Le président Jordan Bardella, s’avançant au micro, annonça la présence de 10 000 soutiens pour cette manifestation, alors que les observateurs avertis s’accordaient sur un chiffre probable de 3 000 personnes, et que la police estimait la foule à seulement 1 500 personnes.
Quoi qu’il en soit, et en prenant même la fourchette haute des fameux 10 000, c’est un échec retentissant. Parce qu’avant tout, il faut rappeler le contexte et l’importance de cette manifestation pour le parti à la flamme. Parce qu’il faut rappeler la communication faite depuis une semaine autour de ce rendez-vous par l’ensemble des élus RN, qui nous annonçaient qu’on allait voir ce qu’on allait voir. Parce qu’il faut imaginer les milliers d’appels réalisés cette semaine par les sections locales pour fédérer les militants.
Alors, où étaient les bus d’adhérents ? Où étaient ne serait-ce que les électeurs parisiens du RN ?
Enfin, au moment du constat, il faut rappeler qu’en pareille circonstance, François Fillon avait réuni une marée humaine place du Trocadéro, estimée (là aussi de manière sûrement ambitieuse) à 300 000 personnes.
Si le constat est implacable, il reste à en comprendre les causes. Le RN et Marine Le Pen sont-ils si fédérateurs ? Visiblement, bon nombre d’électeurs souverainistes et patriotes s’agacent des renoncements politiques sur les thèmes sociétaux et internationaux. Le profil de son « futur Premier ministre », le très (trop ?) jeune Jordan Bardella, souffre de contestations internes et ne séduit pas comme premier choix sur l’échiquier de droite, nécessaire inéluctablement à toute victoire.
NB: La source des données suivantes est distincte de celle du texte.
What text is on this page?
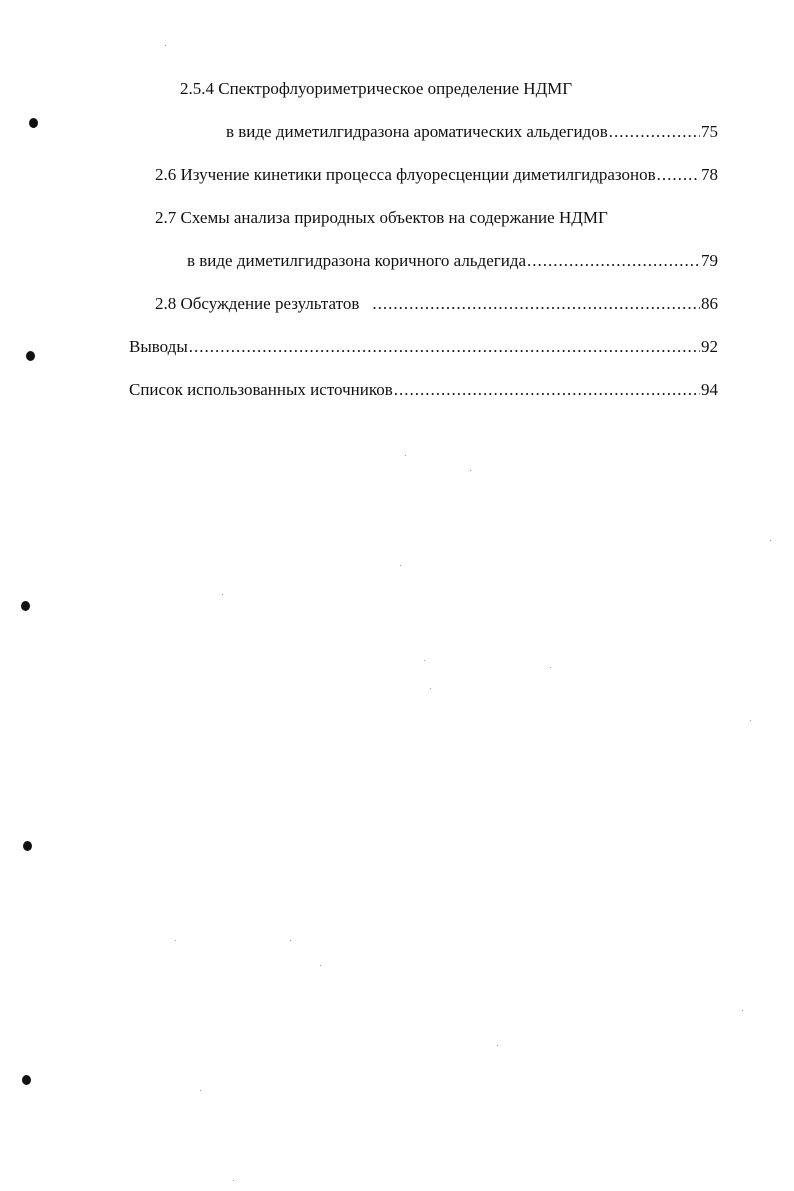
2.5.4 Спектрофлуориметрическое определение НДМГ
в виде диметилгидразона ароматических альдегидов .....	75
2.6 Изучение кинетики процесса флуоресценции диметилгидразонов .....	78
2.7 Схемы анализа природных объектов на содержание НДМГ
в виде диметилгидразона коричного альдегида .....	79
2.8 Обсуждение результатов .....	86
Выводы .....	92
Список использованных источников .....	94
Si cette semaine, sur notre canal, le député européen Thierry Mariani estimait qu’il n’y avait que « un plan A, c’est Marine, et un plan B, c’est Marine aussi » (https://www.youtube.com/watch?v=QBXU9dessRg&t=297s), force est de constater que la candidate à la présidentielle 2027, qui semblait sous-entendre lundi dernier lors de son intervention sur TF1 qu’elle avait déjà gagné l’élection, a dû recevoir le message ce dimanche 5 sur 5 : ce n’est pas gagné d’avance. Et à moins de vouloir finir une fois de plus dans la position du gentil second, il va falloir séduire et sécuriser à nouveau son électorat de base avant d’aller flirter avec celui du centre mou.